🤖 AI Summary
This study investigates the feasibility of deploying large language models (LLMs) for network intrusion detection without fine-tuning. To address the semantic sparsity of raw network flows, we propose an interpretable “flow-to-text” translation protocol that maps flows into compact textual records and augments them with lightweight, domain-informed Boolean flags (e.g., TTL anomalies, asymmetry) to enrich semantic representation. Our method integrates zero-shot and few-shot prompting, syntactically constrained output generation, and a few-shot threshold calibration mechanism to ensure decision stability and interpretability. Evaluated on a balanced subset of UNSW-NB15, a 7B-parameter LLM achieves a macro-F1 score of 0.78, while a 3B-parameter model attains F1 = 0.68 on a thousand-sample test set.

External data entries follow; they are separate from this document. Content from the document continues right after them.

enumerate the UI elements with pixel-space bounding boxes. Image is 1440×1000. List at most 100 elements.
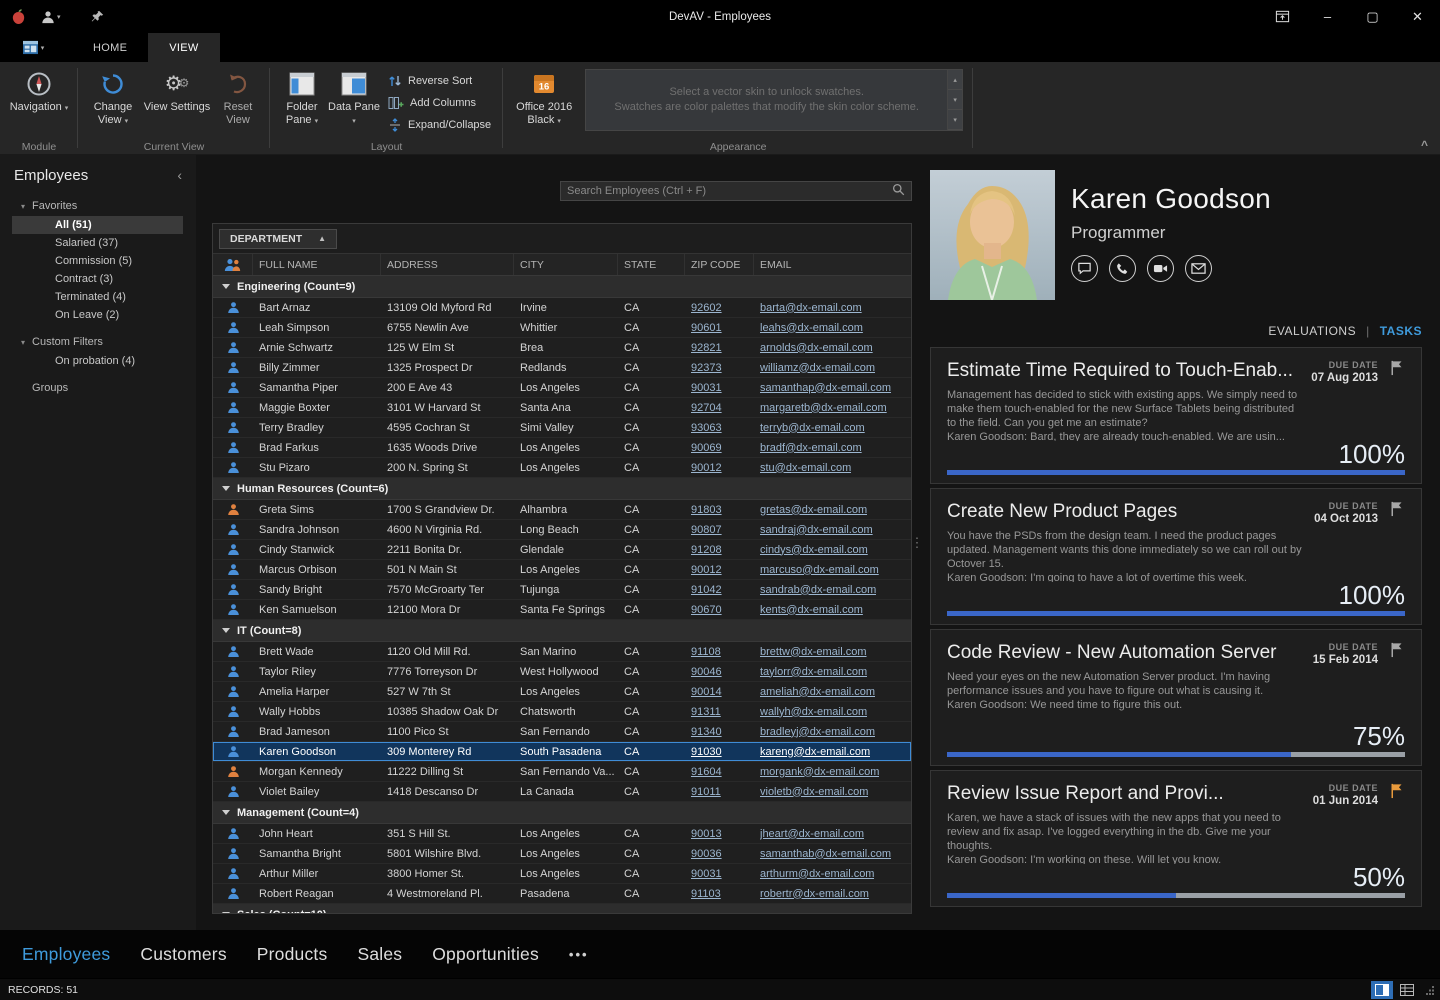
column-header-zip[interactable]: ZIP CODE [685,254,754,275]
email-link[interactable]: stu@dx-email.com [760,462,851,474]
tab-tasks[interactable]: TASKS [1380,324,1422,338]
task-card[interactable]: Code Review - New Automation Server DUE … [930,629,1422,766]
email-link[interactable]: arthurm@dx-email.com [760,868,874,880]
table-row[interactable]: Sandra Johnson 4600 N Virginia Rd. Long … [213,520,911,540]
task-card[interactable]: Create New Product Pages DUE DATE 04 Oct… [930,488,1422,625]
gallery-up-button[interactable]: ▴ [948,70,962,90]
email-link[interactable]: kents@dx-email.com [760,604,863,616]
zip-link[interactable]: 93063 [691,422,722,434]
minimize-button[interactable]: – [1305,0,1350,33]
email-button[interactable] [1185,255,1212,282]
list-view-toggle-icon[interactable] [1396,981,1418,999]
table-group-row[interactable]: Human Resources (Count=6) [213,478,911,500]
email-link[interactable]: wallyh@dx-email.com [760,706,867,718]
zip-link[interactable]: 91030 [691,746,722,758]
table-row[interactable]: Wally Hobbs 10385 Shadow Oak Dr Chatswor… [213,702,911,722]
table-row[interactable]: Greta Sims 1700 S Grandview Dr. Alhambra… [213,500,911,520]
table-group-row[interactable]: Management (Count=4) [213,802,911,824]
zip-link[interactable]: 90069 [691,442,722,454]
column-header-city[interactable]: CITY [514,254,618,275]
zip-link[interactable]: 90036 [691,848,722,860]
task-card[interactable]: Review Issue Report and Provi... DUE DAT… [930,770,1422,907]
close-button[interactable]: ✕ [1395,0,1440,33]
table-row[interactable]: Brad Farkus 1635 Woods Drive Los Angeles… [213,438,911,458]
nav-item[interactable]: Customers [140,944,226,965]
table-row[interactable]: Brad Jameson 1100 Pico St San Fernando C… [213,722,911,742]
nav-item[interactable]: Opportunities [432,944,539,965]
gallery-down-button[interactable]: ▾ [948,90,962,110]
add-columns-button[interactable]: Add Columns [388,94,491,111]
column-header-address[interactable]: ADDRESS [381,254,514,275]
column-header-email[interactable]: EMAIL [754,254,911,275]
sidebar-section-header[interactable]: ▾ Groups [0,379,196,397]
zip-link[interactable]: 91108 [691,646,721,658]
reverse-sort-button[interactable]: Reverse Sort [388,72,491,89]
nav-item[interactable]: Sales [357,944,402,965]
table-row[interactable]: Taylor Riley 7776 Torreyson Dr West Holl… [213,662,911,682]
table-row[interactable]: Billy Zimmer 1325 Prospect Dr Redlands C… [213,358,911,378]
sidebar-item[interactable]: Commission (5) [12,252,183,270]
table-group-row[interactable]: Engineering (Count=9) [213,276,911,298]
splitter-handle[interactable]: ⋮ [912,155,922,930]
table-row[interactable]: Ken Samuelson 12100 Mora Dr Santa Fe Spr… [213,600,911,620]
sidebar-item[interactable]: Terminated (4) [12,288,183,306]
table-row[interactable]: Morgan Kennedy 11222 Dilling St San Fern… [213,762,911,782]
email-link[interactable]: violetb@dx-email.com [760,786,868,798]
sidebar-section-header[interactable]: ▾ Custom Filters [0,333,196,351]
application-menu-button[interactable]: ▾ [12,33,54,62]
table-row[interactable]: Amelia Harper 527 W 7th St Los Angeles C… [213,682,911,702]
pin-icon[interactable] [91,10,104,23]
tab-evaluations[interactable]: EVALUATIONS [1268,324,1356,338]
table-row[interactable]: Bart Arnaz 13109 Old Myford Rd Irvine CA… [213,298,911,318]
tab-home[interactable]: HOME [72,33,148,62]
zip-link[interactable]: 92602 [691,302,722,314]
flag-icon[interactable] [1388,782,1405,799]
zip-link[interactable]: 90012 [691,462,722,474]
video-call-button[interactable] [1147,255,1174,282]
zip-link[interactable]: 90601 [691,322,722,334]
table-group-row[interactable]: Sales (Count=10) [213,904,911,913]
sidebar-collapse-icon[interactable]: ‹ [177,167,182,183]
zip-link[interactable]: 90046 [691,666,722,678]
sidebar-item[interactable]: Contract (3) [12,270,183,288]
change-view-button[interactable]: Change View ▾ [84,65,142,138]
collapse-ribbon-button[interactable]: ^ [1421,138,1428,152]
phone-button[interactable] [1109,255,1136,282]
zip-link[interactable]: 91311 [691,706,721,718]
email-link[interactable]: morgank@dx-email.com [760,766,879,778]
nav-item[interactable]: Employees [22,944,110,965]
search-input[interactable] [567,185,892,197]
sidebar-section-header[interactable]: ▾ Favorites [0,197,196,215]
email-link[interactable]: robertr@dx-email.com [760,888,869,900]
column-header-full-name[interactable]: FULL NAME [253,254,381,275]
email-link[interactable]: margaretb@dx-email.com [760,402,887,414]
email-link[interactable]: leahs@dx-email.com [760,322,863,334]
folder-pane-button[interactable]: Folder Pane ▾ [276,65,328,138]
email-link[interactable]: brettw@dx-email.com [760,646,867,658]
task-card[interactable]: Estimate Time Required to Touch-Enab... … [930,347,1422,484]
data-pane-button[interactable]: Data Pane ▾ [328,65,380,138]
nav-item[interactable]: Products [257,944,328,965]
zip-link[interactable]: 91103 [691,888,721,900]
email-link[interactable]: samanthab@dx-email.com [760,848,891,860]
table-group-row[interactable]: IT (Count=8) [213,620,911,642]
expand-collapse-button[interactable]: Expand/Collapse [388,116,491,133]
column-header-person-icon[interactable] [213,254,253,275]
skin-selector-button[interactable]: 16 Office 2016 Black ▾ [509,65,579,138]
zip-link[interactable]: 91042 [691,584,722,596]
zip-link[interactable]: 90031 [691,382,722,394]
table-row[interactable]: Arnie Schwartz 125 W Elm St Brea CA 9282… [213,338,911,358]
table-row[interactable]: Arthur Miller 3800 Homer St. Los Angeles… [213,864,911,884]
table-row[interactable]: Sandy Bright 7570 McGroarty Ter Tujunga … [213,580,911,600]
column-header-state[interactable]: STATE [618,254,685,275]
view-settings-button[interactable]: ⚙⚙ View Settings [142,65,212,138]
chat-button[interactable] [1071,255,1098,282]
email-link[interactable]: bradleyj@dx-email.com [760,726,875,738]
flag-icon[interactable] [1388,641,1405,658]
table-row[interactable]: Robert Reagan 4 Westmoreland Pl. Pasaden… [213,884,911,904]
table-row[interactable]: Cindy Stanwick 2211 Bonita Dr. Glendale … [213,540,911,560]
gallery-dropdown-button[interactable]: ▾ [948,110,962,130]
table-row[interactable]: Brett Wade 1120 Old Mill Rd. San Marino … [213,642,911,662]
table-row[interactable]: Maggie Boxter 3101 W Harvard St Santa An… [213,398,911,418]
maximize-button[interactable]: ▢ [1350,0,1395,33]
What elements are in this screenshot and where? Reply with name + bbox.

To our knowledge, this is the first systematic validation of pure prompt engineering for intrusion detection—demonstrating training-free deployment, high human readability, operational simplicity, and strong domain adaptability.
📝 Abstract
Large Language Models (LLMs) can reason over natural-language inputs, but their role in intrusion detection without fine-tuning remains uncertain. This study evaluates a prompt-only approach on UNSW-NB15 by converting each network flow to a compact textual record and augmenting it with lightweight, domain-inspired boolean flags (asymmetry, burst rate, TTL irregularities, timer anomalies, rare service/state, short bursts). To reduce output drift and support measurement, the model is constrained to produce structured, grammar-valid responses, and a single decision threshold is calibrated on a small development split. We compare zero-shot, instruction-guided, and few-shot prompting to strong tabular and neural baselines under identical splits, reporting accuracy, precision, recall, F1, and macro scores. Empirically, unguided prompting is unreliable, while instructions plus flags substantially improve detection quality; adding calibrated scoring further stabilizes results. On a balanced subset of two hundred flows, a 7B instruction-tuned model with flags reaches macro-F1 near 0.78; a lighter 3B model with few-shot cues and calibration attains F1 near 0.68 on one thousand examples. As the evaluation set grows to two thousand flows, decision quality decreases, revealing sensitivity to coverage and prompting. Tabular baselines remain more stable and faster, yet the prompt-only pipeline requires no gradient training, produces readable artifacts, and adapts easily through instructions and flags. Contributions include a flow-to-text protocol with interpretable cues, a calibration method for thresholding, a systematic baseline comparison, and a reproducibility bundle with prompts, grammar, metrics, and figures.